Już w ćwierćfinale Mistrzynie Świata - Rosjanki zmierzyły się z broniącymi olimpijskiego złota Brazylijkami. Faworytem spotkania były siatkarki Sbornej, które zakończyły zmagania w grupie A bez porażki.
Początek spotkania był bardzo zacięty, walka toczyła się punkt za punkt. Brazylijki mimo iż w fazie grupowej grały dosyć przeciętnie, to we wtorkowym pojedynku prezentowały się bardzo dobrze. Efektem tego było prowadzenie siatkarek z Kraju Kawy na drugiej przerwie technicznej 16:15. Przez cały set żadna ze stron nie potrafiła wypracować sobie większej przewagi. Wszystko rozstrzygnęło się w dopiero końcówce partii, w której po błędzie Sheilli Castro to Rosjanki uniosły ręce do góry w geście triumfu.
Mimo porażki w premierowej odsłonie, Brazylijki w kolejnej partii prezentowały się jeszcze lepiej. Niesamowita gra w obronie podopiecznych José Roberto Guimarãesa pozwoliła uzyskać Brazylijkom minimalną przewagę. Szkoleniowiec Sbornej widząc, iż jego podopieczne wyraźnie spuściły z tonu, szybko poprosił o przerwę na żądanie. Rosjanki miały spore problemy ze skończeniem swoich ataków.
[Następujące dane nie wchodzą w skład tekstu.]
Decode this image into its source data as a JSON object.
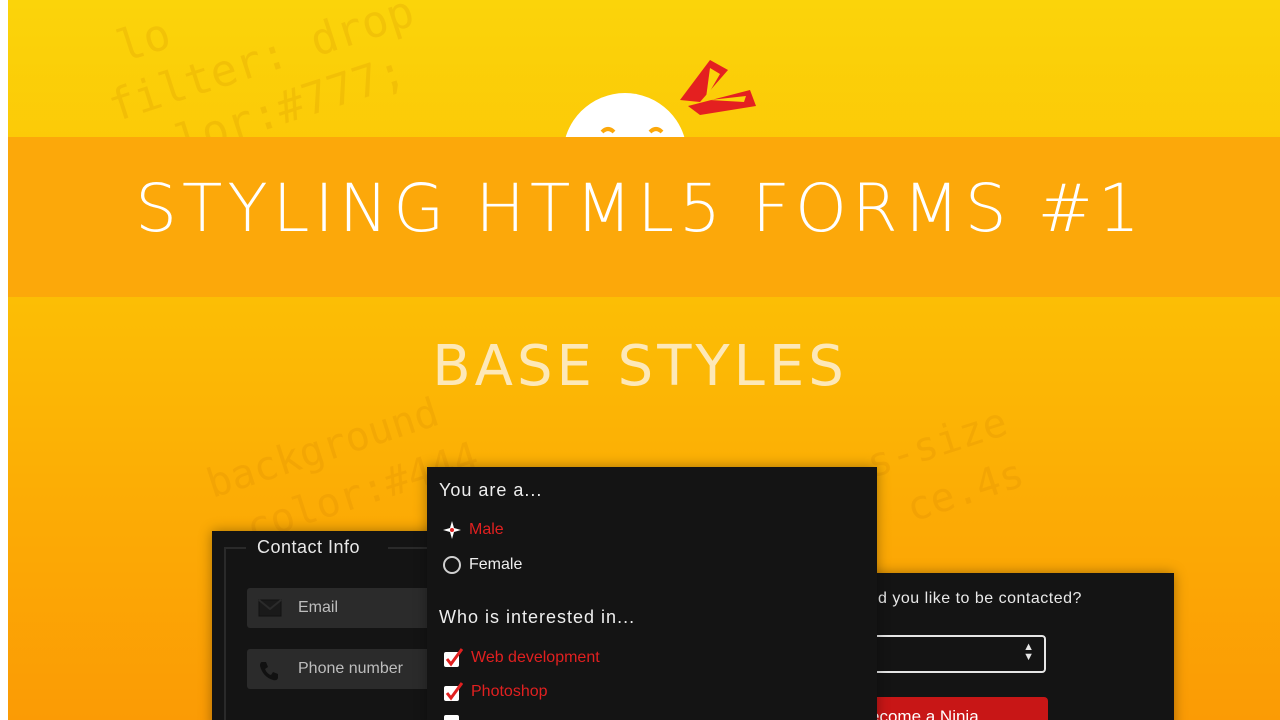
{
  "banner": {
    "title": "STYLING HTML5 FORMS #1",
    "subtitle": "BASE STYLES"
  },
  "background_code": {
    "block_a": "  lo\n filter: drop\n color:#777;",
    "block_b": "background\n color:#444",
    "block_c": "s-size\n ce.4s"
  },
  "colors": {
    "banner": "#fca80a",
    "panel": "#141414",
    "accent_red": "#e12020",
    "button_red": "#c81616"
  },
  "contact_panel": {
    "legend": "Contact Info",
    "fields": [
      {
        "placeholder": "Email",
        "icon": "envelope-icon"
      },
      {
        "placeholder": "Phone number",
        "icon": "phone-icon"
      }
    ]
  },
  "middle_panel": {
    "gender_question": "You are a...",
    "gender_options": [
      {
        "label": "Male",
        "selected": true
      },
      {
        "label": "Female",
        "selected": false
      }
    ],
    "interest_question": "Who is interested in...",
    "interest_options": [
      {
        "label": "Web development",
        "checked": true
      },
      {
        "label": "Photoshop",
        "checked": true
      }
    ]
  },
  "right_panel": {
    "question": "ld you like to be contacted?",
    "select_value": "",
    "button_label": "ecome a Ninja"
  }
}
Zawodniczki z Kraju Kawy natomiast cały czas grały bardzo dobrze. Aktywna przez cały mecz Thaisa po raz kolejny udowodniła swoją przydatność dla zespołu, wypracowując prowadzenie 12:7. Mimo zdobycia przez siatkarki Rosji kilku punktów z rzędu, to przewaga rywalek okazała się zbyt duża i druga partia padła łupem Canarinhos 25:22.
Siatkarki z Ameryki Południowej od początku trzeciej partii ponownie przejęły inicjatywę. Zawodniczki z Europy Wschodniej jednak nie zamierzały składać broni i zaczęły toczyć wyrównany bój z Brazylijkami. W połowie partii Rosjanki wyszły po długiej przerwie na prowadzenie, którego nie oddały już do końca trzeciej odsłony. Aktywna w drużynie Sbornej była przyjmująca Lubow Szaszkowa. Na dodatek w ataku uaktywniła się Jekaterina Gamowa, która w poprzedniej odsłonie zdobyła zaledwie dwa punkty.
W czwartej odsłonie kibice byli świadkami świetnego widowiska. Mimo początkowego prowadzenia siatkarek Siergieja Owczynnikowa, do głosu szybko doszły zawodniczki z Kraju Kawy. Brazylijki mimo iż popełniały wiele niewymuszonych błędów, do końca walczyły o każdą piłkę, co pozwoliło uzyskać im minimalną przewagę. W ekipie Canarinhos na wyróżnienie zasłużyła przyjmująca Sheilla Castro, która była motorem napędowym Brazylijek. Mimo znakomitej postawy Jekateriny Gamowej, to podopieczne José Roberto Guimarãesa okazały się górą w czwartym secie.
O wszystkim więc zadecydował Tie Break, który obfitował w wiele świetnych akcji, godnych ćwierćfinału Igrzysk Olimpijskich. Mimo początkowego prowadzenia Brazylijek, siatkarki Sbornej nie złożyły broni i w końcówce doprowadziły do remisu po 13. Podopieczne Siergieja Owczynnikowa grały jak natchnione popisując się świetnymi obronami. Ostatecznie po wyśmienitym pojedynku górą okazały się Brazylijki, które obroniły aż sześć piłek meczowych!
Reprezentacja Brazylii w walce o finał zmierzy się w czwartek z Japonią.
Rosja - Brazylia 2:3 (26:24, 22:25, 25:19, 22:25, 19:21)
Rosja: Szaszkowa, Starcewa, Perepielkina, Gamowa, Borisenko, Gonczarowa, Kriuczkowa (libero) oraz Kosheleva, Estes.
Brazylia: Lins, Sheilla, Jaqueline, Fabiana, Thaisa, Fernanda, Fabi (libero) oraz Tandara, Fe Garay, Natalia, Paula, Fernandinha.